Their WACO took off from Sousse at night directly into thirty-miles per hour of headwind and a dust storm, heading initially for Malta and then turning onto a course for Sicily. The two men wrestled to keep their glider on station with its tug, as the two aircraft bucked and weaved at 125 mph, just 250 feet above the Mediterranean Sea. The delivery of the glider force did not go well; only 78 of the gliders towed from North Africa were destined to reach Sicily and only 12 landed their troops on their designated Landing Zones.
Amidst the confusion and worsening visibility over Sicily both glider pilots lost sight of the station-keeping lights on their USAAF C47 Skytrain tug aircraft. In spite of losing the main formation, the USAAF pilot managed to find the correct release point and the glider cast off from its tow. It was just after this point that Bernard spotted a fire on the ground below and pointed it out to Captain McMillen at the controls. The two men brought the heavily laden glider into land at an approach speed of eighty miles per hour and the landing run came to an abrupt halt when the nose of the glider crashed into the low stone wall of a tomato orchard. Captain McMillen injured his leg during the crash; Bernard came away from the landing without injury.

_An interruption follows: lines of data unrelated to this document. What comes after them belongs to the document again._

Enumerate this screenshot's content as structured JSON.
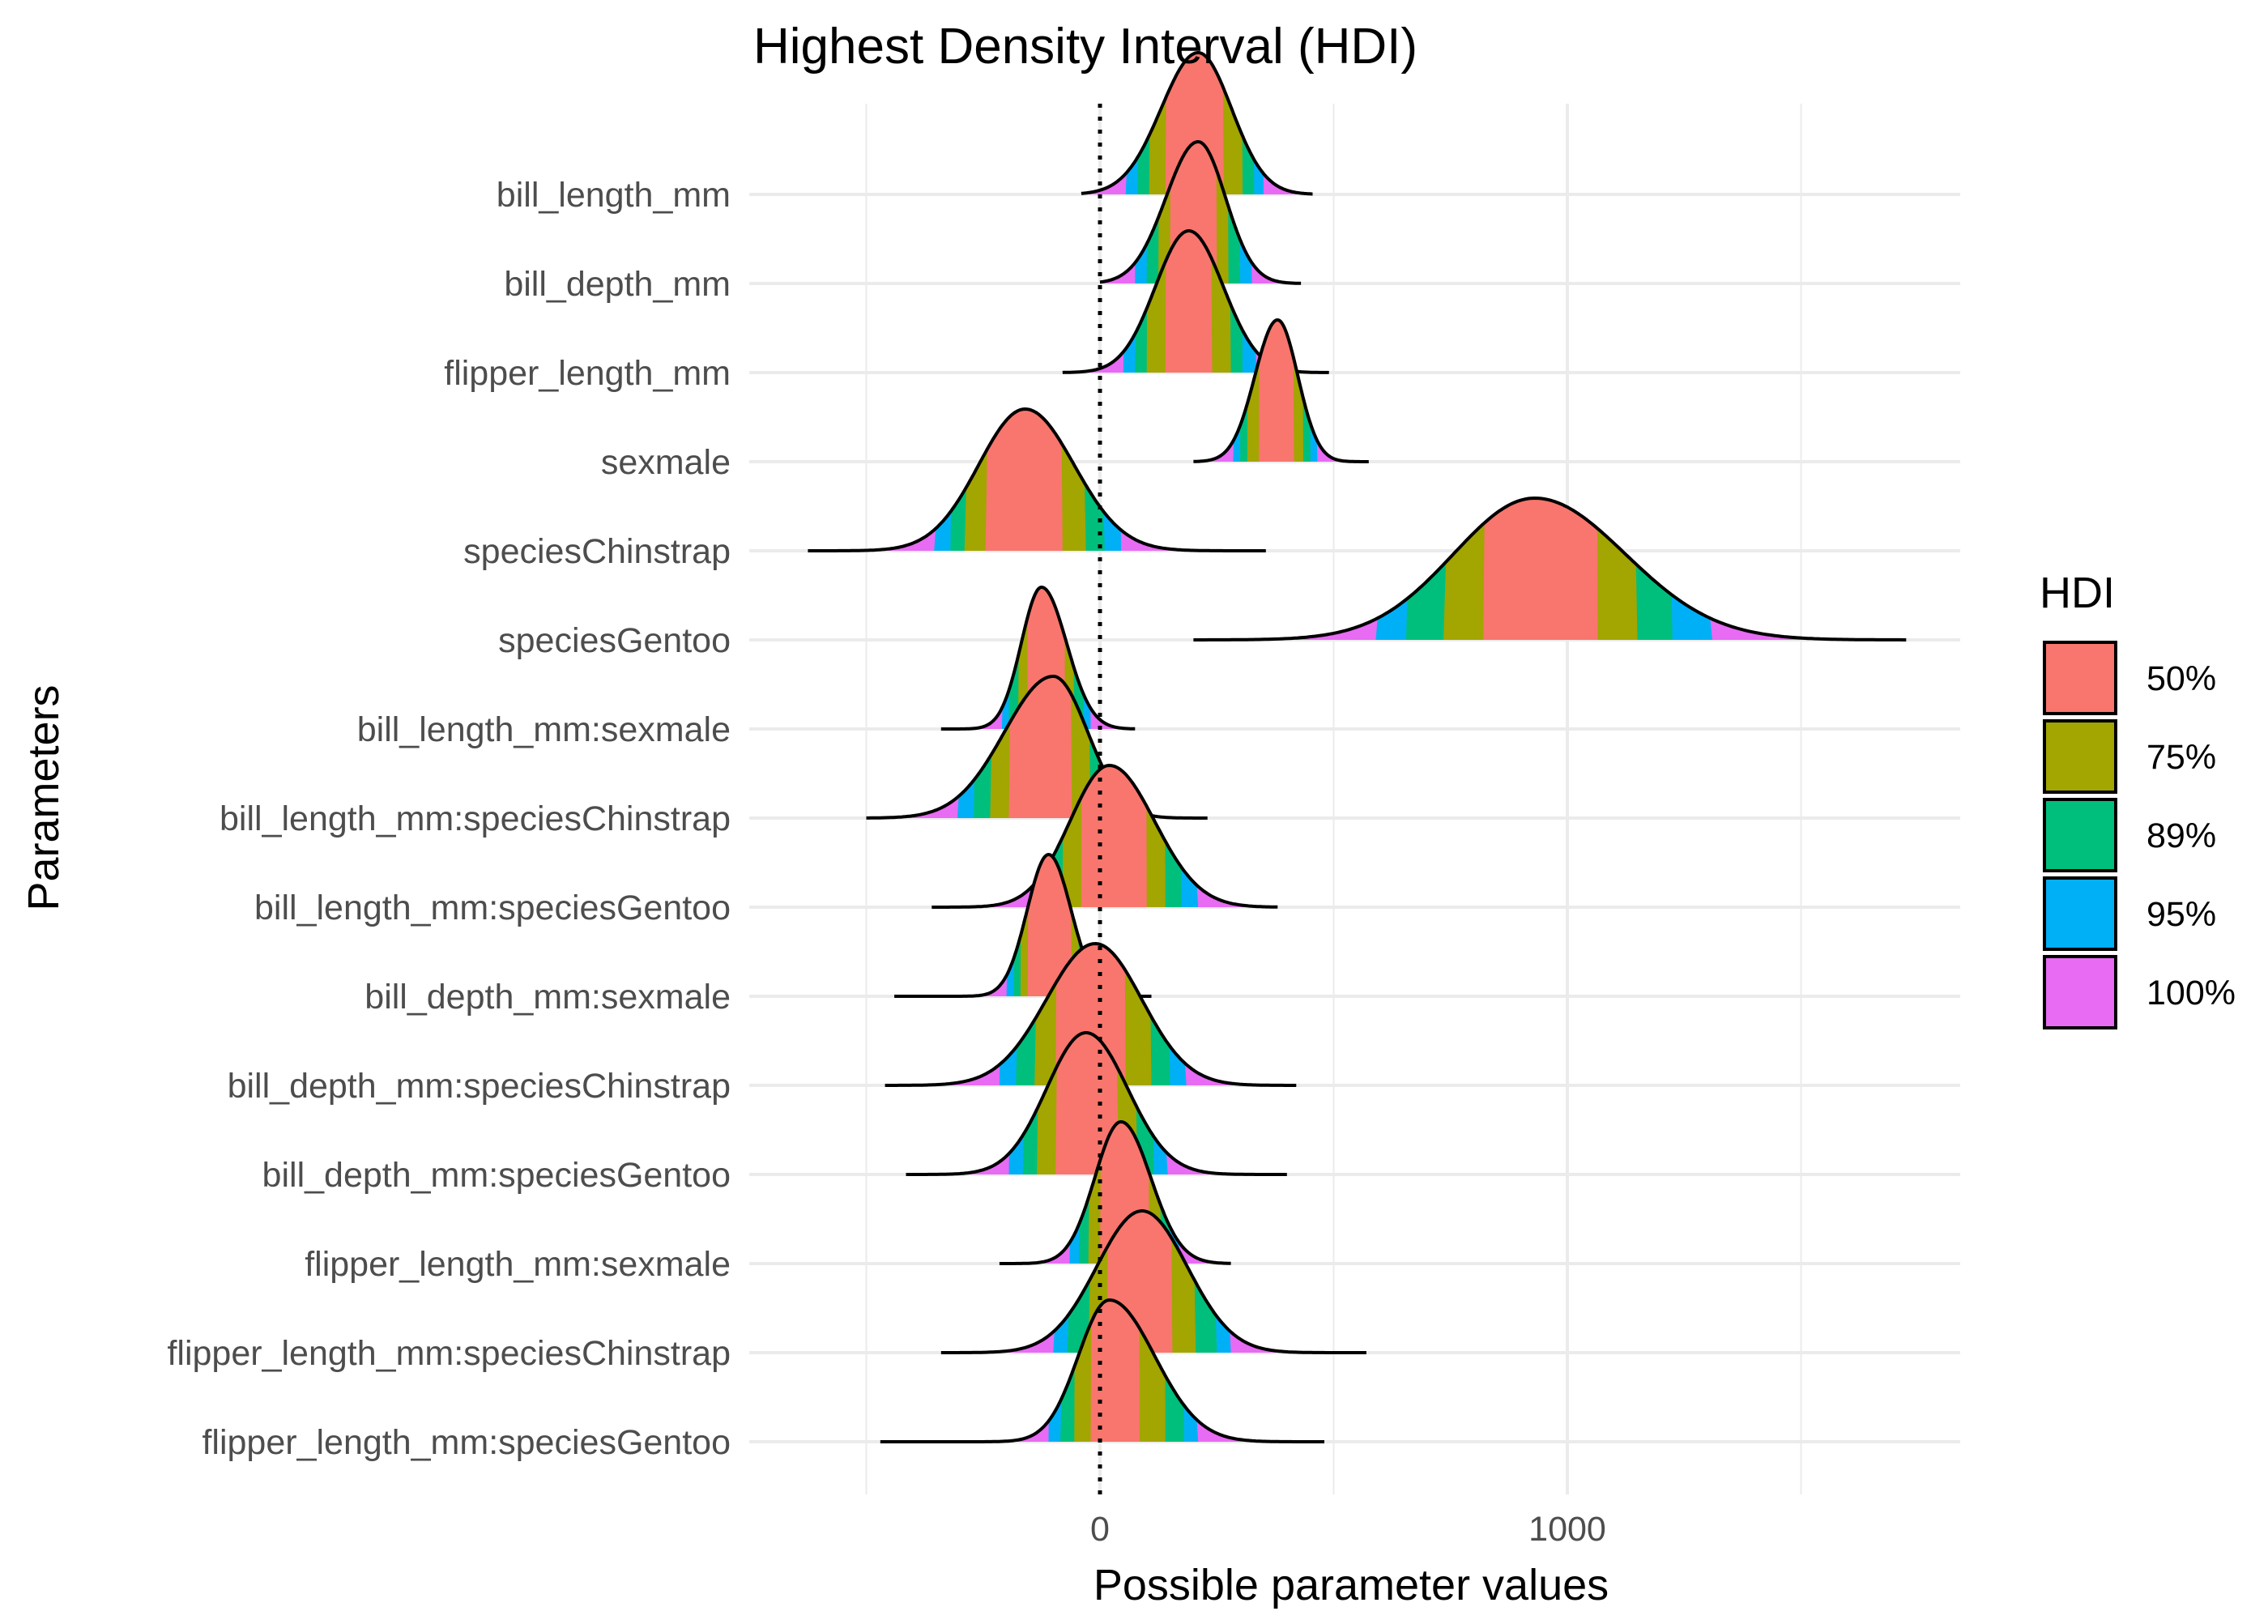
{
  "chart_data": {
    "type": "ridgeline",
    "title": "Highest Density Interval (HDI)",
    "xlabel": "Possible parameter values",
    "ylabel": "Parameters",
    "x_ticks": [
      0,
      1000
    ],
    "xlim": [
      -750,
      1850
    ],
    "grid": true,
    "reference_line": {
      "x": 0,
      "style": "dotted"
    },
    "legend": {
      "title": "HDI",
      "position": "right",
      "items": [
        {
          "label": "50%",
          "color": "#F8766D"
        },
        {
          "label": "75%",
          "color": "#A3A500"
        },
        {
          "label": "89%",
          "color": "#00BF7D"
        },
        {
          "label": "95%",
          "color": "#00B0F6"
        },
        {
          "label": "100%",
          "color": "#E76BF3"
        }
      ]
    },
    "series": [
      {
        "name": "bill_length_mm",
        "hdi": [
          [
            140,
            265
          ],
          [
            105,
            305
          ],
          [
            80,
            330
          ],
          [
            55,
            350
          ],
          [
            -40,
            455
          ]
        ],
        "peak": 210
      },
      {
        "name": "bill_depth_mm",
        "hdi": [
          [
            150,
            250
          ],
          [
            125,
            275
          ],
          [
            100,
            300
          ],
          [
            75,
            325
          ],
          [
            0,
            430
          ]
        ],
        "peak": 210
      },
      {
        "name": "flipper_length_mm",
        "hdi": [
          [
            140,
            240
          ],
          [
            100,
            280
          ],
          [
            75,
            305
          ],
          [
            50,
            335
          ],
          [
            -80,
            490
          ]
        ],
        "peak": 190
      },
      {
        "name": "sexmale",
        "hdi": [
          [
            340,
            415
          ],
          [
            315,
            435
          ],
          [
            300,
            450
          ],
          [
            285,
            465
          ],
          [
            200,
            575
          ]
        ],
        "peak": 380
      },
      {
        "name": "speciesChinstrap",
        "hdi": [
          [
            -245,
            -80
          ],
          [
            -290,
            -30
          ],
          [
            -320,
            10
          ],
          [
            -355,
            45
          ],
          [
            -625,
            355
          ]
        ],
        "peak": -160
      },
      {
        "name": "speciesGentoo",
        "hdi": [
          [
            820,
            1065
          ],
          [
            735,
            1150
          ],
          [
            655,
            1225
          ],
          [
            590,
            1310
          ],
          [
            200,
            1725
          ]
        ],
        "peak": 930
      },
      {
        "name": "bill_length_mm:sexmale",
        "hdi": [
          [
            -155,
            -75
          ],
          [
            -175,
            -55
          ],
          [
            -195,
            -35
          ],
          [
            -210,
            -20
          ],
          [
            -340,
            75
          ]
        ],
        "peak": -125
      },
      {
        "name": "bill_length_mm:speciesChinstrap",
        "hdi": [
          [
            -195,
            -60
          ],
          [
            -235,
            -20
          ],
          [
            -270,
            10
          ],
          [
            -305,
            45
          ],
          [
            -500,
            230
          ]
        ],
        "peak": -100
      },
      {
        "name": "bill_length_mm:speciesGentoo",
        "hdi": [
          [
            -40,
            100
          ],
          [
            -80,
            140
          ],
          [
            -115,
            175
          ],
          [
            -145,
            210
          ],
          [
            -360,
            380
          ]
        ],
        "peak": 20
      },
      {
        "name": "bill_depth_mm:sexmale",
        "hdi": [
          [
            -155,
            -60
          ],
          [
            -170,
            -45
          ],
          [
            -185,
            -30
          ],
          [
            -200,
            -15
          ],
          [
            -440,
            110
          ]
        ],
        "peak": -110
      },
      {
        "name": "bill_depth_mm:speciesChinstrap",
        "hdi": [
          [
            -95,
            55
          ],
          [
            -140,
            110
          ],
          [
            -180,
            150
          ],
          [
            -215,
            185
          ],
          [
            -460,
            420
          ]
        ],
        "peak": -10
      },
      {
        "name": "bill_depth_mm:speciesGentoo",
        "hdi": [
          [
            -95,
            40
          ],
          [
            -135,
            80
          ],
          [
            -165,
            115
          ],
          [
            -195,
            145
          ],
          [
            -415,
            400
          ]
        ],
        "peak": -30
      },
      {
        "name": "flipper_length_mm:sexmale",
        "hdi": [
          [
            0,
            105
          ],
          [
            -25,
            130
          ],
          [
            -45,
            150
          ],
          [
            -65,
            170
          ],
          [
            -215,
            280
          ]
        ],
        "peak": 45
      },
      {
        "name": "flipper_length_mm:speciesChinstrap",
        "hdi": [
          [
            15,
            155
          ],
          [
            -25,
            205
          ],
          [
            -70,
            250
          ],
          [
            -100,
            280
          ],
          [
            -340,
            570
          ]
        ],
        "peak": 90
      },
      {
        "name": "flipper_length_mm:speciesGentoo",
        "hdi": [
          [
            -20,
            85
          ],
          [
            -55,
            140
          ],
          [
            -85,
            180
          ],
          [
            -110,
            210
          ],
          [
            -470,
            480
          ]
        ],
        "peak": 20
      }
    ]
  }
}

Once the glider pilots and their passengers had extracted themselves from their battered glider they set off for the Ponte Grande Bridge outside Syracuse; Bernard took the lead. On arrival, they found that the vital bridge was already in the hands of the 2nd Battalion of the South Staffords and other elements of the 1st Air Landing Brigade. The new arrivals were given positions and arcs of fire covering a section of the airborne defensive perimeter around the twin-span highway bridge. Italian counter-attacks on the bridge persisted through the afternoon and into the night. During the second day of the battle British ammunition stocks ran low and casualties mounted.
At 1530 hours, the order to surrender was reluctantly circulated among the Ponte Grande defenders. Bernard and the majority holding the bridge were taken prisoner by jubilant advancing Italians. Captivity lasted just forty-five minutes, ending with the arrival of advancing British Eighth Army tanks and infantry.
Bernard's bravery during the Ponte Grande battle was subsequently recognised by the award of the Military Cross. His citation states: "This officer showed great leadership and courage in his first gliderborne operation. He not only landed his glider successfully on the island but he led his platoon to the objective against great odds. He took over the defence of a sector of the Syracuse Bridge and throughout several counter attacks showed coolness and courage and was an inspiration to all. It was due to his leadership that his sector held for 15 hours and credit showed to Lieutenant Halsall that the operation as a whole was a success."
He was then posted to the Glider Pilot Regiment’s newly formed C Squadron at Tarrant Rushton airfield in Dorset. Here he began conversion training on the newly developed Hamilcar heavy lift glider. The Hamilcar was designed and built to carry the Tetrarch Mk IV light tank for use by both British airborne divisions. Bernard was trained and earmarked to fly as first pilot on any reinforcement operation mounted by 1st Airborne Division; in the event neither he, nor 1st Airborne Division, were deployed for Normandy.
Bernard was later selected to fly as first pilot on a Hamilcar for Operation Market. Unfortunately the Halifax tug aircraft developed engine problems and the heavyweight glider was released over Belgium, however Bernard managed to land his Hamilcar safely in a farmer’s field. He was promoted to Temporary Captain shortly after his return to the UK.
Bernard's final operational flight was at the controls of a Hamilcar carrying a Seventeen-pounder anti-tank gun and its Dodge Limber over the Rhine. He successfully landed his glider five miles inside Germany on the correct landing zone.
After the war Bernard moved to Leicestershire, where he became an agricultural merchant and pioneered the delivery of bulk fertilizer direct into the field.
Bernard Halsall died, aged 89 years, on 4 March 2011.